Intervention de Marco Ugarte Membre de la Délégation régionale , Mouvement ATD Quart Monde Amérique latine et les Caraïbes

La non-reconnaissance des personnes vivant dans la misère comme êtres humains. Colloque international « La misère est violence, rompre le silence, chercher la paix » Maison de l’UNESCO 26 Janvier 2012

Il y a 25 ans, dans cette Maison de l’Unesco, j’ai participé au séminaire « Famille, extrême pauvreté et développement » durant lequel j’ai connu le Père Joseph Wresinski. Ce fut une rencontre qui m’a marqué et qui a influencé ma compréhension de la situation des plus pauvres et mon action avec eux comme anthropologue social.
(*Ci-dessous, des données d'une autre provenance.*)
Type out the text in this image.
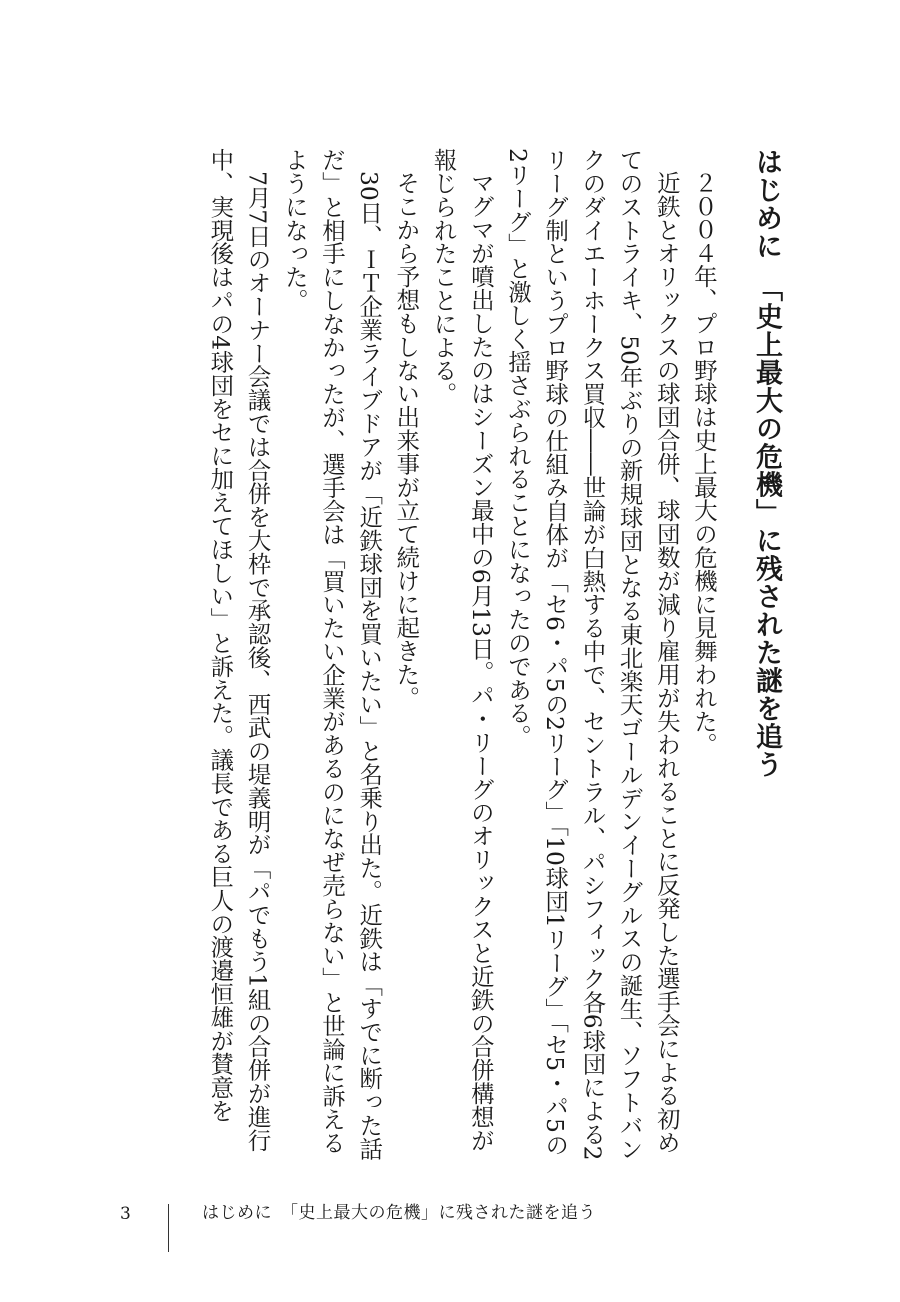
はじめに　「史上最大の危機」に残された謎を追う

２００４年、プロ野球は史上最大の危機に見舞われた。

近鉄とオリックスの球団合併、球団数が減り雇用が失われることに反発した選手会による初めてのストライキ、50年ぶりの新規球団となる東北楽天ゴールデンイーグルスの誕生、ソフトバンクのダイエーホークス買収――世論が白熱する中で、セントラル、パシフィック各6球団による2リーグ制というプロ野球の仕組み自体が「セ6・パ5の2リーグ」「10球団1リーグ」「セ5・パ5の2リーグ」と激しく揺さぶられることになったのである。

マグマが噴出したのはシーズン最中の6月13日。パ・リーグのオリックスと近鉄の合併構想が報じられたことによる。

そこから予想もしない出来事が立て続けに起きた。

30日、ＩＴ企業ライブドアが「近鉄球団を買いたい」と名乗り出た。近鉄は「すでに断った話だ」と相手にしなかったが、選手会は「買いたい企業があるのになぜ売らない」と世論に訴えるようになった。

7月7日のオーナー会議では合併を大枠で承認後、西武の堤義明が「パでもう1組の合併が進行中、実現後はパの4球団をセに加えてほしい」と訴えた。議長である巨人の渡邉恒雄が賛意を

3	はじめに　「史上最大の危機」に残された謎を追う
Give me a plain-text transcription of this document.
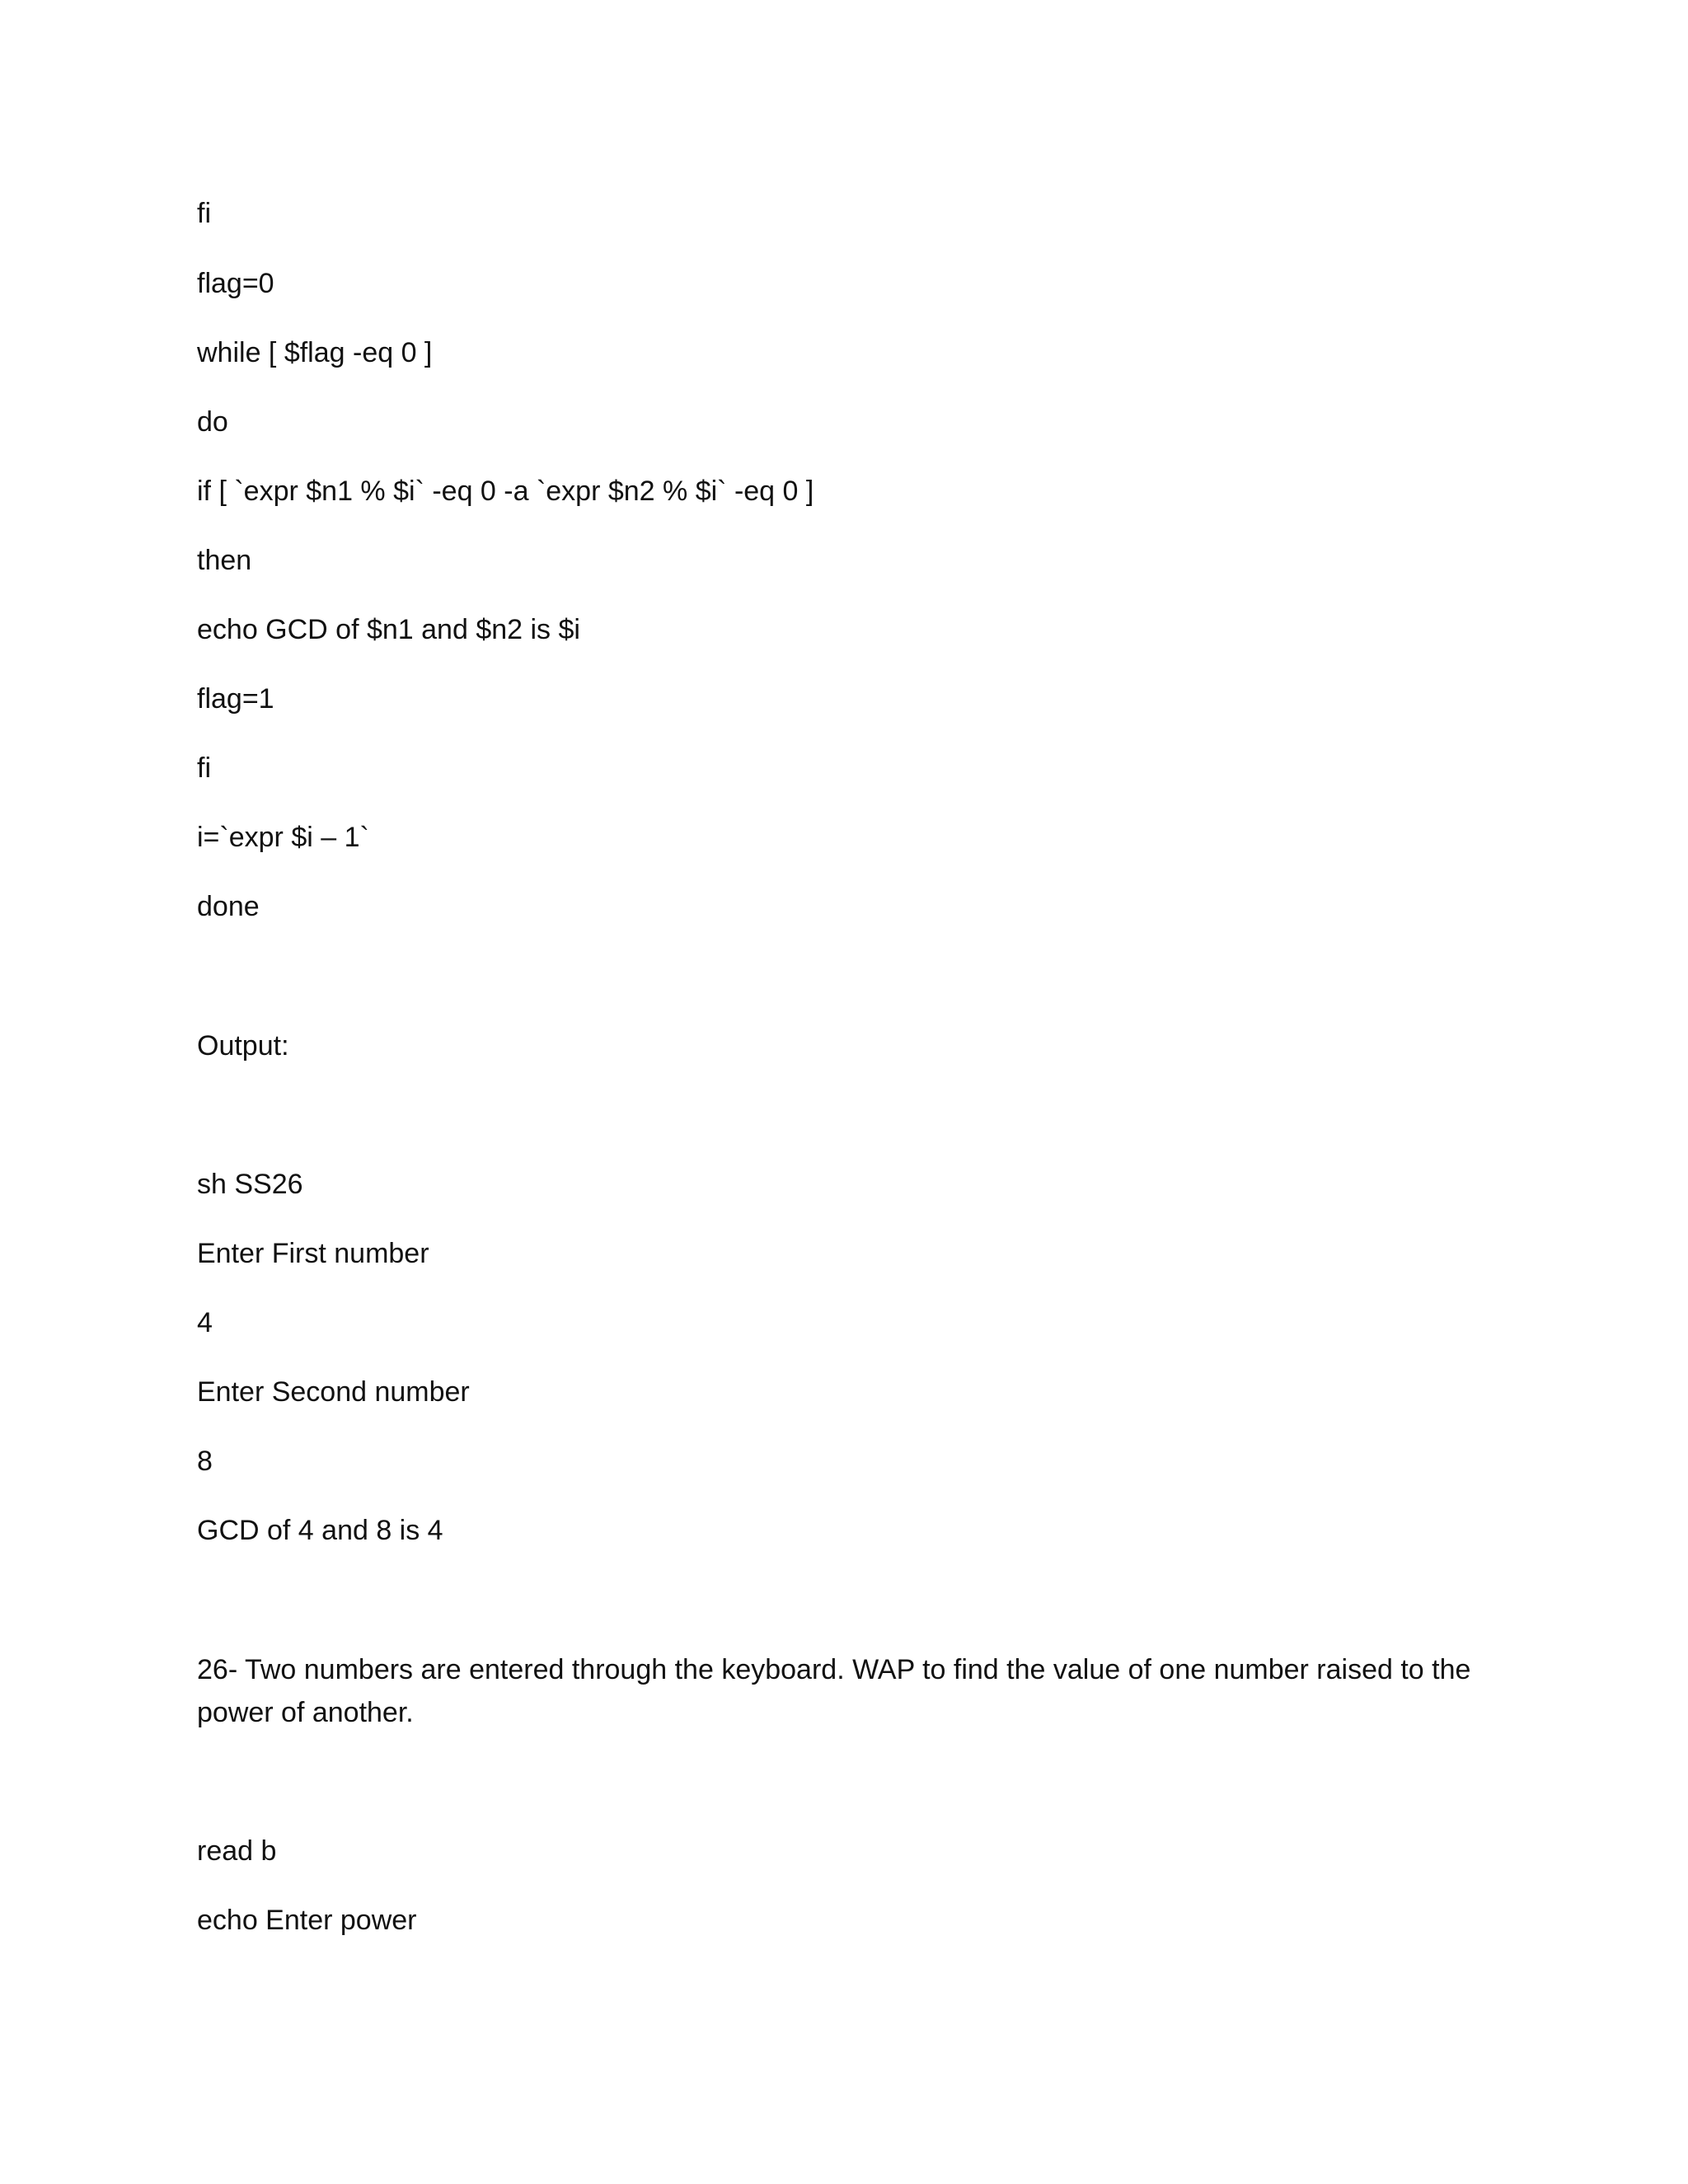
fi

flag=0

while [ $flag -eq 0 ]

do

if [ `expr $n1 % $i` -eq 0 -a `expr $n2 % $i` -eq 0 ]

then

echo GCD of $n1 and $n2 is $i

flag=1

fi

i=`expr $i – 1`

done

Output:

sh SS26

Enter First number

4

Enter Second number

8

GCD of 4 and 8 is 4

26- Two numbers are entered through the keyboard. WAP to find the value of one number raised to the power of another.

read b

echo Enter power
C’était la première fois que j’ai entendu une idée centrale qui est au cœur de la pensée politique de Joseph Wresinski. L’idée que les plus pauvres de la société, ceux qui ne comptent pas pour les autres, qui sont détruits personnellement ou n’ont pas la conscience sociale et politique qui leur permette de contribuer au changement social, ces personnes ont une connaissance et une expérience fondamentales pour repenser nos relations dans la société, notre manière de construire la citoyenneté, la démocratie et le respect des droits de l’homme.

Wresinski a dénoncé l’échec de l’humanité dans son ensemble devant le problème de la pauvreté, en montrant que cet échec avait à voir avec notre incapacité à reconnaître la lutte quotidienne des plus pauvres contre la pauvreté et à nous y associer.

Wresinski a montré le caractère universel de la pauvreté, en soulignant l’existence de cette population à la fois dans les pays du sud et du nord. Il a dénoncé son caractère générationnel, ce qui l’a amené à dire que la pauvreté se transmet de génération en génération et qu’une population en extrême pauvreté n’est pas une fatalité ni le produit d’une situation temporaire, qu’il faut plusieurs années et plusieurs générations pour créer une population libérée des chaînes qui la relient au plus bas de l’échelle sociale.

Wresinski a été le premier qui a eu le courage de dénoncer la pauvreté comme une forme de violence cruelle et intolérable là où le discours officiel parle de la pauvreté comme une question de privation matérielle et de développement. Il est important de reconnaître que l’extrême pauvreté porte en elle une immense injustice, qu’elle est l’un des plus grands fléaux que doit affronter la société, car elle détruit des vies, des familles et des communautés.

L’extrême pauvreté inflige tout un mécanisme de violence à la partie la plus fragile de la société, pour des raisons économiques, sociales, culturelles et historiques. Bernardo Martinez, un indigène mexicain du peuple Triqui me disait : « Nous portons en chacun de nous notre culture, c’est à dire nos traditions et nos coutumes, notre langue Triqui que nous gardons depuis plus de 500 ans et qui est l’héritage que nous avons reçu de nos ancêtres. A plusieurs reprises, des personnes et des institutions nous critiquent en disant que ce que nous faisons pour maintenir vivante notre culture, c’est mal. Par divers moyens, ils ont voulu que nous oubliions nos traditions. Depuis tout petits, nous les membres du peuple Triqui, apprenons à vivre ensemble en communauté, comme c’est notre coutume ; vivre ensemble nous permet d’endurer le regard de la plupart des gens qui nous regardent différemment, la société qui nous exclut, en nous appelant migrants dans notre propre pays …. « 

Aujourd’hui, nous sommes ici pour partager avec vous le fruit de trois années de travail de personnes d’origines sociale, culturelle et géographique différentes, pour créer une construction dynamique d’une compréhension renouvelée des mécanismes qui enferment dans la misère et la violence les plus pauvres dans la société. Dans le même temps, nous voulons révéler à tout le monde la façon dont ces populations créent la paix dans le quotidien, une paix qui rend la vie possible là où les conditions de pauvreté et d’exclusion font de la vie un enfer.

Parlant de la paix et de l’espérance que cet objectif mobilise les pauvres du monde, Wresinski parlait de la violence de l’amour, cette violence qui, disait-il, provoque les véritables révolutions profondes et définitives, des résurrections qui redonnent vie, respect, honneur, gloire et bonheur à tous les hommes ; cette violence qui est celle de l’amour, c’est par elle que nous nous donnons les uns aux autres pour briser ce qui nous sépare et nous confronte et que nous réaffirmons notre humanité commune pour mettre en avant dans nos quartiers, dans nos communautés, tout ce qui nous unit et rend possible la vie pour tous.